Please give me the query what should i need to run.
Thanks in Advanced
Hi,
Thanks for you reply.
using following query i am able to get all the failed jobs.
index=emr | search applicationType=SPARK finalStatus=FAILED
In our environment more than 300 jobs are running per day.(batch jobs & streaming jobs).
#1:-I want to setup an alert, if fail jobs count reach to 5% then it trigger the alert.
#2:-Numbers of job can be fluctuate. some day total count would be more than 300 or less than 300. So percent (5%) should be on actual count. like total count of the day is 280. then what would be the parameter.

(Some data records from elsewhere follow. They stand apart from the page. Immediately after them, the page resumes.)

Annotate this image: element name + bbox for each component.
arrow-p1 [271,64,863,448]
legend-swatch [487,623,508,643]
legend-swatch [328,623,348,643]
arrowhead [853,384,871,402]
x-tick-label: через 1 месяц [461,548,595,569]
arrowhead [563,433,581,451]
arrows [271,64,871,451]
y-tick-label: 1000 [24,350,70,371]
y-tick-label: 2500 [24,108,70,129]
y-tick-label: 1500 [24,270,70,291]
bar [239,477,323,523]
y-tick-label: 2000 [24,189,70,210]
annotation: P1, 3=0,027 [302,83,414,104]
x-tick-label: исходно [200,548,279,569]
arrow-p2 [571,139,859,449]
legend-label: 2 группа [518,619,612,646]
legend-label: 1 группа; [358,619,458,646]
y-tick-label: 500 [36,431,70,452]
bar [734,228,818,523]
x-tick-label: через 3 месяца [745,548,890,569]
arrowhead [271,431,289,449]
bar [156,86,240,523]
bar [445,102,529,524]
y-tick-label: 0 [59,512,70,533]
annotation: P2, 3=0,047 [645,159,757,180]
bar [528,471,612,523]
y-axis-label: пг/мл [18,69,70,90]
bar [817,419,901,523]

Please give me the query what should i need to run.
Thanks in Advanced.
In general, since the question does not contain specifics about the data, you'll need a count of all jobs as well as a count of jobs that failed. Use math to find the failure percentage.
your search | eval fail = if(test for failure, 1, 0)
| stats count as total, sum(fail) as failures
| eval pct = failures * 100 / total
| where pct > 5